La liberté de conscience garantit à chaque personne le droit de former, changer et exprimer ses convictions philosophiques, religieuses ou politiques sans contrainte de l'État. Elle est protégée par la loi de 1905 (article 1er), par l'article 10 de la DDHC et par l'article 9 de la Convention européenne des droits de l'homme. Elle inclut le droit de ne pas croire et celui de changer de religion.
Dans quels cas l'objection de conscience est-elle reconnue légalement en France ?
La clause de conscience est explicitement prévue pour les médecins refusant de pratiquer une IVG (loi Veil, 1975) et pour les journalistes refusant de signer un article contraire à leur éthique (loi Cressard, 1974). Pour les autres professions, elle n'est pas reconnue de façon générale et doit céder devant les obligations légales liées à l'exercice d'une mission de service public.
La liberté de conscience peut-elle justifier un refus de respecter la loi ?

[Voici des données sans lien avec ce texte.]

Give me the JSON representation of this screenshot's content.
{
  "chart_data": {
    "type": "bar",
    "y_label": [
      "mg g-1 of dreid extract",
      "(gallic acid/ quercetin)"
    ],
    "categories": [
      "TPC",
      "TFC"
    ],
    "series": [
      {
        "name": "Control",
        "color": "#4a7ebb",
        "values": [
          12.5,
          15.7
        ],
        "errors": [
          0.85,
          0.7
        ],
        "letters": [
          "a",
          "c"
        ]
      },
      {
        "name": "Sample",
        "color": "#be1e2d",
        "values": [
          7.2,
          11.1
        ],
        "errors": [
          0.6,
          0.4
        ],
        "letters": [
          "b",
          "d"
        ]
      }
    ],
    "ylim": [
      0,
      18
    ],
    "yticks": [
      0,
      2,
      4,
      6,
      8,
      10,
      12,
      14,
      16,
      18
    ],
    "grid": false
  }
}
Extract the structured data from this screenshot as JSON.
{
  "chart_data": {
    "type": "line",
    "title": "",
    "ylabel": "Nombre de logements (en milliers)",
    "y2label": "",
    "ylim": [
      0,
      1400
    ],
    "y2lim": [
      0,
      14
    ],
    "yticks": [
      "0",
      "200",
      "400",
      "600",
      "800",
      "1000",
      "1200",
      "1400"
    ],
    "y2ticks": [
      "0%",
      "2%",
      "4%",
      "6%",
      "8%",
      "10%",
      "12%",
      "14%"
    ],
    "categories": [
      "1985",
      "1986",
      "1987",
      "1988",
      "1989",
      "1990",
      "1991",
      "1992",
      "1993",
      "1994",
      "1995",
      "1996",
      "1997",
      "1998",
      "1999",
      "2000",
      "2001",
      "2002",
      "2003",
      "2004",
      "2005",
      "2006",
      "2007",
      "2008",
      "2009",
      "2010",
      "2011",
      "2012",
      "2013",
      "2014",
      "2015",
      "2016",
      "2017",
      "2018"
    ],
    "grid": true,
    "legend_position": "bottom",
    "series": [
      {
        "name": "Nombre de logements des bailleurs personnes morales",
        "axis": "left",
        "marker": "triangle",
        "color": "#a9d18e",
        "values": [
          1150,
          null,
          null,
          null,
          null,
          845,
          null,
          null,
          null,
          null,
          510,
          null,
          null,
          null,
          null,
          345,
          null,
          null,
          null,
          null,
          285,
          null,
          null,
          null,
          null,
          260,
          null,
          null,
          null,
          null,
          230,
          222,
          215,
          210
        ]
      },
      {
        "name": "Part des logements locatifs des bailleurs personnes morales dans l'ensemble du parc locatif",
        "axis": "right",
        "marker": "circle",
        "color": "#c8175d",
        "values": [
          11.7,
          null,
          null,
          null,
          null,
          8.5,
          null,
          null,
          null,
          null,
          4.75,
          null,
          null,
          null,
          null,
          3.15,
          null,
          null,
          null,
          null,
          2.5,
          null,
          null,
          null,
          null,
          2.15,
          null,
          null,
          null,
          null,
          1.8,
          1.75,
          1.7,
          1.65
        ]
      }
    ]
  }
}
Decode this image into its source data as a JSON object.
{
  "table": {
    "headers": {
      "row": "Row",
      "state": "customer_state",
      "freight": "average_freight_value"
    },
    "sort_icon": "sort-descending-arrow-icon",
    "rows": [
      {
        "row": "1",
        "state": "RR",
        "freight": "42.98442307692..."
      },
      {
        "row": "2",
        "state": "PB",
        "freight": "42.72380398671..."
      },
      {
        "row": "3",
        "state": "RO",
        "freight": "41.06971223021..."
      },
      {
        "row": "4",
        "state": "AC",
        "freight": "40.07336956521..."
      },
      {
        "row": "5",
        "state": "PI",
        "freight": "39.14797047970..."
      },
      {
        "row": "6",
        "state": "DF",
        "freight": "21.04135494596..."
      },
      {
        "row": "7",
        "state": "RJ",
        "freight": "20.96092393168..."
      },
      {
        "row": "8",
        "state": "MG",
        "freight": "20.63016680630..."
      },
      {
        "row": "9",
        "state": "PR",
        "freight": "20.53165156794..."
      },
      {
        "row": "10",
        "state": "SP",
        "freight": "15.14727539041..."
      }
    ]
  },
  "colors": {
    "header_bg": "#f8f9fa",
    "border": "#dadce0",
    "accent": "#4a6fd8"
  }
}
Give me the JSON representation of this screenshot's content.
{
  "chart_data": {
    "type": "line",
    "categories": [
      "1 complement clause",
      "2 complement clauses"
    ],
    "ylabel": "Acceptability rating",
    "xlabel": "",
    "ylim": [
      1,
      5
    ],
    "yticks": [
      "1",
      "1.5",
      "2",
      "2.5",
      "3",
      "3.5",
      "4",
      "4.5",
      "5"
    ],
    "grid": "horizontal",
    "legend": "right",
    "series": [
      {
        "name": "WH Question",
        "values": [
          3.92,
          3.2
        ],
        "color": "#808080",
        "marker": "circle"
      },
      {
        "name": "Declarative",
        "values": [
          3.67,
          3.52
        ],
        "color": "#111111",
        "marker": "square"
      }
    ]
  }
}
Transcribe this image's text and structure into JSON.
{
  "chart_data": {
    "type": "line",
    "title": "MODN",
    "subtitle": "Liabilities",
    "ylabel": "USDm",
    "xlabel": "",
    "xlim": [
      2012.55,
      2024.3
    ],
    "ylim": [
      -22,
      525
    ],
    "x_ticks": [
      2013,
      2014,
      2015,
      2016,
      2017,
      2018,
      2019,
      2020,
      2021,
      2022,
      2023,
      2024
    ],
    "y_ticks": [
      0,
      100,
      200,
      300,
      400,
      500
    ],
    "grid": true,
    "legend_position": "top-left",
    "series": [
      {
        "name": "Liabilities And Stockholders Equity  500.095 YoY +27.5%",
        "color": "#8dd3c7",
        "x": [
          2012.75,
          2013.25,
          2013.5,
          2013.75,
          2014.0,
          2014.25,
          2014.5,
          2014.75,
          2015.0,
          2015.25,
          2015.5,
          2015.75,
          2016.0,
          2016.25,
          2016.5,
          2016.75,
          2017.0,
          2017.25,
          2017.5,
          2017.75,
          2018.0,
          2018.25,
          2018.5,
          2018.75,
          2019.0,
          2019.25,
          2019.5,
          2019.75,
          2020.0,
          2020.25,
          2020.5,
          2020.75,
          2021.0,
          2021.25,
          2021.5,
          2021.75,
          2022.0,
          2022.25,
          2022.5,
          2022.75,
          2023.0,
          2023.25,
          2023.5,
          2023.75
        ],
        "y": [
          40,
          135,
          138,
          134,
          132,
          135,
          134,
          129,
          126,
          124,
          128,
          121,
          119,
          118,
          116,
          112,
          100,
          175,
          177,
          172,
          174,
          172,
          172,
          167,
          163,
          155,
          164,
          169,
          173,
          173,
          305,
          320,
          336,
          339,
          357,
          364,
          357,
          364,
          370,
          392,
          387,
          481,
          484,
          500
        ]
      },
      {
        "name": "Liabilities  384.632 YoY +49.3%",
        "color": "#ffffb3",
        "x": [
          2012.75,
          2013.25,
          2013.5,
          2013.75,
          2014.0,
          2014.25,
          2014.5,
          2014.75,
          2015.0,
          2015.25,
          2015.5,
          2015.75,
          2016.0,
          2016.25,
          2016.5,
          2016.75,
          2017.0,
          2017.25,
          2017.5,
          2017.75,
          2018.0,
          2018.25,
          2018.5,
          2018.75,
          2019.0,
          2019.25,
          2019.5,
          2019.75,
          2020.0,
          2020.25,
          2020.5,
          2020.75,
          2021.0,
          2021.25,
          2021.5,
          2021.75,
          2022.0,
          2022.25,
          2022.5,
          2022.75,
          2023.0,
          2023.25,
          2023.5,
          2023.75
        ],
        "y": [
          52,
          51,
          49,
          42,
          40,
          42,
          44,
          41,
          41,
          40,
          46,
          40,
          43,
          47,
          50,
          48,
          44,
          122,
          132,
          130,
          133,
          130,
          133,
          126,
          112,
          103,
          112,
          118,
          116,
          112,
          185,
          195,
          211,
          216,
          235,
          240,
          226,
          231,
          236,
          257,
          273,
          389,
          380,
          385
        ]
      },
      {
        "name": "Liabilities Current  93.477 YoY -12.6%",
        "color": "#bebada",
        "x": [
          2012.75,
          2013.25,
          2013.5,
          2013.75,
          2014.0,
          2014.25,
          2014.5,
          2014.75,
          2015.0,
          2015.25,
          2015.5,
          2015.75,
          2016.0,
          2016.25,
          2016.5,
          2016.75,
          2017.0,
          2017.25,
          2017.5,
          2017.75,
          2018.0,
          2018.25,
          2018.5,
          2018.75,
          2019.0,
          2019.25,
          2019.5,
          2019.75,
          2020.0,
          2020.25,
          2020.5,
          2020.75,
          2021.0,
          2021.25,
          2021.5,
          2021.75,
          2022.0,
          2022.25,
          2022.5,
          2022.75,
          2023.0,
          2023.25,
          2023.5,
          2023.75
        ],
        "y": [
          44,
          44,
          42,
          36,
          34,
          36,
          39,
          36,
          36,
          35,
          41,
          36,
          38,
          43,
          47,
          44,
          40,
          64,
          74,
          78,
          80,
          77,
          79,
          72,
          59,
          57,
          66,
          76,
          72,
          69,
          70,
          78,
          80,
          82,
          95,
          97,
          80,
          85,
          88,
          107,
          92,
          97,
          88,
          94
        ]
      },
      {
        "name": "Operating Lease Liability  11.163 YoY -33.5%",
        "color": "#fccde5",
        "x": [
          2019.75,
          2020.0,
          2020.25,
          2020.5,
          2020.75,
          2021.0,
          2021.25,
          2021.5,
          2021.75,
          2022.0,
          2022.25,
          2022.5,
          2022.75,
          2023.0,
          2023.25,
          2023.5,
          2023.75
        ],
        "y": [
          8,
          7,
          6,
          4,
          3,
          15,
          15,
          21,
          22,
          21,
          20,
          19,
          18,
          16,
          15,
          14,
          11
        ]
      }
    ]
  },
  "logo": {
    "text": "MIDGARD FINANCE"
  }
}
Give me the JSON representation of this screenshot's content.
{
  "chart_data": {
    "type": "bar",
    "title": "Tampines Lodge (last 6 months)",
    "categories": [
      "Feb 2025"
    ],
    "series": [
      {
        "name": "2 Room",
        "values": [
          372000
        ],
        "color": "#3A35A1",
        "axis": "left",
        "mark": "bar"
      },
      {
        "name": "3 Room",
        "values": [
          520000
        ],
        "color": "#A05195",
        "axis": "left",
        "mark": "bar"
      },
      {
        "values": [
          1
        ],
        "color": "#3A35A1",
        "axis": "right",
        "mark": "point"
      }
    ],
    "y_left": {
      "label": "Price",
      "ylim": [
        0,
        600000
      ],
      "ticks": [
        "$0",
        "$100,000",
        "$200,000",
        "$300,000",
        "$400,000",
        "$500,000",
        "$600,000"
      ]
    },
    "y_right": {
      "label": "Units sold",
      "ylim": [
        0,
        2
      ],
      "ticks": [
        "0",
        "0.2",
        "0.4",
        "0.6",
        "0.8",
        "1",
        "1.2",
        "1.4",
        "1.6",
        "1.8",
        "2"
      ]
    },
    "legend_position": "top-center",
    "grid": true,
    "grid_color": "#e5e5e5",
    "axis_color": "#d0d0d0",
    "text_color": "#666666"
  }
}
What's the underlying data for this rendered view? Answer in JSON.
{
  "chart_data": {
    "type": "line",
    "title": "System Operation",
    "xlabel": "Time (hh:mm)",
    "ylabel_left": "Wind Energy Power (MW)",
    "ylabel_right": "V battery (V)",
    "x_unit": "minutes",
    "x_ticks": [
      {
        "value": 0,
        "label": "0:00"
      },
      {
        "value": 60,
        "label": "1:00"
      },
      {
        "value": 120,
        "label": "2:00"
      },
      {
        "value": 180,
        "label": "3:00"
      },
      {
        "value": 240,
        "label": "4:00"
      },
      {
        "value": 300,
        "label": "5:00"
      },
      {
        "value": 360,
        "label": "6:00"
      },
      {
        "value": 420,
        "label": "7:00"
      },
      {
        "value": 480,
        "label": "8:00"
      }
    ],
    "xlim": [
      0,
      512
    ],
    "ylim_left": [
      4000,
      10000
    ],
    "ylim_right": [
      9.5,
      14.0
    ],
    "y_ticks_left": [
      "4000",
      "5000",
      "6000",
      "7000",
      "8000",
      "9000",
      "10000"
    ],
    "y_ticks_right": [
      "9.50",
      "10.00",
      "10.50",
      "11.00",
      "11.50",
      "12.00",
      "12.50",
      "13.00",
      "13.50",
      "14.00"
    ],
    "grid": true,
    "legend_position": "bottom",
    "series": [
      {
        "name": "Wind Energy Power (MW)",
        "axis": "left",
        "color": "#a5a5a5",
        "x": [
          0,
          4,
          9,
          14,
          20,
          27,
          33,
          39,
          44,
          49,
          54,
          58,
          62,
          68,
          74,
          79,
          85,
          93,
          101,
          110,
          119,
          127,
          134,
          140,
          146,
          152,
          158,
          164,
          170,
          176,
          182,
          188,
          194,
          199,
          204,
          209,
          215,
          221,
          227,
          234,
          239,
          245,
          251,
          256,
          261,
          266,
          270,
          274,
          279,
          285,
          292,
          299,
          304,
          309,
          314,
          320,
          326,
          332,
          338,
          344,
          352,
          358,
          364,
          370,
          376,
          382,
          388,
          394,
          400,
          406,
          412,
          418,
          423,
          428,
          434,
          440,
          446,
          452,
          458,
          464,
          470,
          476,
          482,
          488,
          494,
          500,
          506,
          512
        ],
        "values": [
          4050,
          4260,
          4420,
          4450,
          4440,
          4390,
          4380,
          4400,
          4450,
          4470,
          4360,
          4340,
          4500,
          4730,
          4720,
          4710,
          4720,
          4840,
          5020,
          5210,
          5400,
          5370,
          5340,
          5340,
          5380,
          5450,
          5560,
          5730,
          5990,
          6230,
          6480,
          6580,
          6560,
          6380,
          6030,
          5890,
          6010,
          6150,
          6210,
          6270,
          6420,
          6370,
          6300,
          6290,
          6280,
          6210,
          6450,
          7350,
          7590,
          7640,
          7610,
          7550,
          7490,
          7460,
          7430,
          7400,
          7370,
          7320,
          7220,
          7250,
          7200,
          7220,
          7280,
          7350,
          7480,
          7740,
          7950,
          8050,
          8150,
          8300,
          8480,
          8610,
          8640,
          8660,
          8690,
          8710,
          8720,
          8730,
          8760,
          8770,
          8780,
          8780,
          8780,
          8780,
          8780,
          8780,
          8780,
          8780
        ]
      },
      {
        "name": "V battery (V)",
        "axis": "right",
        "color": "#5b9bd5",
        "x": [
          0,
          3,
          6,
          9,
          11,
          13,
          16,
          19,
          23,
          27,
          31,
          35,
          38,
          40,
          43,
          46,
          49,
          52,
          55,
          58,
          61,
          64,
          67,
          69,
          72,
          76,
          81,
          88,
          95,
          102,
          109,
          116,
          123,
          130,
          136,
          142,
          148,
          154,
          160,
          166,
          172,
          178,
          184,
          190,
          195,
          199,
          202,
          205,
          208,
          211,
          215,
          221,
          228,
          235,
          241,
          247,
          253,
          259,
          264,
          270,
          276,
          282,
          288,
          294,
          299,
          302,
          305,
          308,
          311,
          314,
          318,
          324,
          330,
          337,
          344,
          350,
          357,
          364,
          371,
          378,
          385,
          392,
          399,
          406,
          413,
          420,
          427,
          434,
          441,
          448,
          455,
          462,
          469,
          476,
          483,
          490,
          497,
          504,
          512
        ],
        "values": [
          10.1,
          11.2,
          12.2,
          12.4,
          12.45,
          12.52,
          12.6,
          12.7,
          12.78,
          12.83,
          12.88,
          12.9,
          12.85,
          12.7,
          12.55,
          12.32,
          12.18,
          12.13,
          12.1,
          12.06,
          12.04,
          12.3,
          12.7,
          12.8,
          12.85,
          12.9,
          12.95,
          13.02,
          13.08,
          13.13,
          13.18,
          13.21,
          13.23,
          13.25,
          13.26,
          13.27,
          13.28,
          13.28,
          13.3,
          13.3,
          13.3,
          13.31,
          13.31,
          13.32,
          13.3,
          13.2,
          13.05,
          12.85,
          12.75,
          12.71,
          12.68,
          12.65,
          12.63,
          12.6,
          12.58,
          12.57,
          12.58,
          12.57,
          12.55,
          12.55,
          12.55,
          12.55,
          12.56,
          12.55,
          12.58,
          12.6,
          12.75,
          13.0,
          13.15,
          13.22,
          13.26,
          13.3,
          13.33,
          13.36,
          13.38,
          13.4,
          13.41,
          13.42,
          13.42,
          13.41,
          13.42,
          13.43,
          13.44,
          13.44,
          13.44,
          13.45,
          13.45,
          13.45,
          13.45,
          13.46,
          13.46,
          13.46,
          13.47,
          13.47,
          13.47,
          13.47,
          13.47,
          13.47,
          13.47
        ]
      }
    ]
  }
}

Non, en règle générale. La désobéissance civile au nom de la conscience est une tradition philosophique (Thoreau, Gandhi) mais ne constitue pas un droit opposable à la loi en France. Celui qui enfreint la loi pour des raisons de conscience doit en assumer les conséquences juridiques. Les seules exceptions sont les clauses de conscience explicitement prévues par le législateur pour certaines professions.
Comment les activités de délibération éthique aident-elles à comprendre les limites de la liberté de conscience ?
En plaçant les élèves dans la position du juge ou du législateur, les exercices de délibération les forcent à articuler des principes généraux (liberté, égalité, intérêt général) plutôt que de raisonner à partir de cas isolés. Ils découvrent que fixer une limite nécessite de peser plusieurs valeurs légitimes, ce qui reproduit exactement le travail du droit et de l'éthique républicaine.